Lisa grimaced under her helmet, and followed her lead. Over the squadron comm, she could hear that the remainder of Phoenix Flight was having a rough one. Cries of "I'm hit!" and "Get him off me!" rang far too often for such a small group of ships, and the calmer voices of Captain Hunt and Lieutenant Landers, the most experienced pilots on the flight, were often lost as the two newbies fought against their own panic as well as the Jaheem fighters.
"It looks like we're on our own, Liz," Kev's voice was grim. "I don't think the rest can get past the Defenders."

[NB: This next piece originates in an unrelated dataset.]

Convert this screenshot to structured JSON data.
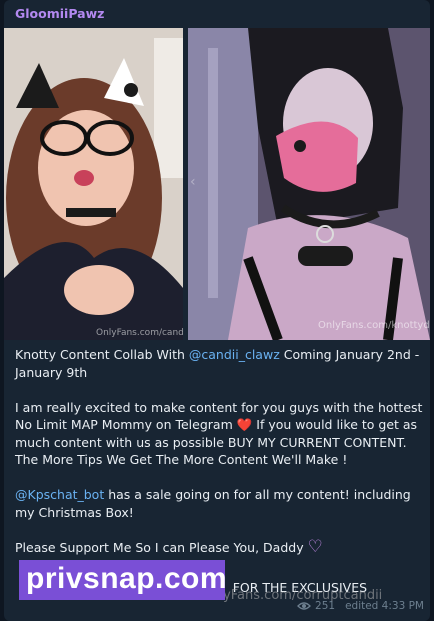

"Aiden can do it, he always can!" Lisa protested, desperate to believe that the powers of renown and past exploits would somehow provide assurance of their ultimate success. 'I know he's not invincible, but he's the best of us!'
"He can't shoot things that are put of range, rookie," Kev shot back as he led the pair on another hair raising pass of a second Destroyer. "On my mark, break for the target, aim for the bridge."
Lisa swallowed. 'It's just us. If we can't do this now the Reich as we know it is over.' "Right behind you, Kev," she answered, putting as much strength into her voice as she could.
The rows of cannons and docking bays blurred as they sped past the hull. "Steady, steady, now!"
Lisa strained against the artificial G-forces as the two fighters snapped into a roll towards the Interceptor. The moment they left behind the 'shelter' of the enemy battleship at least five Destroyers worth of cannons greeted them with fire of unimaginable density. "Even out the deflectors, 5!" Lisa screamed at her wailing droid. "We can't take this much longer."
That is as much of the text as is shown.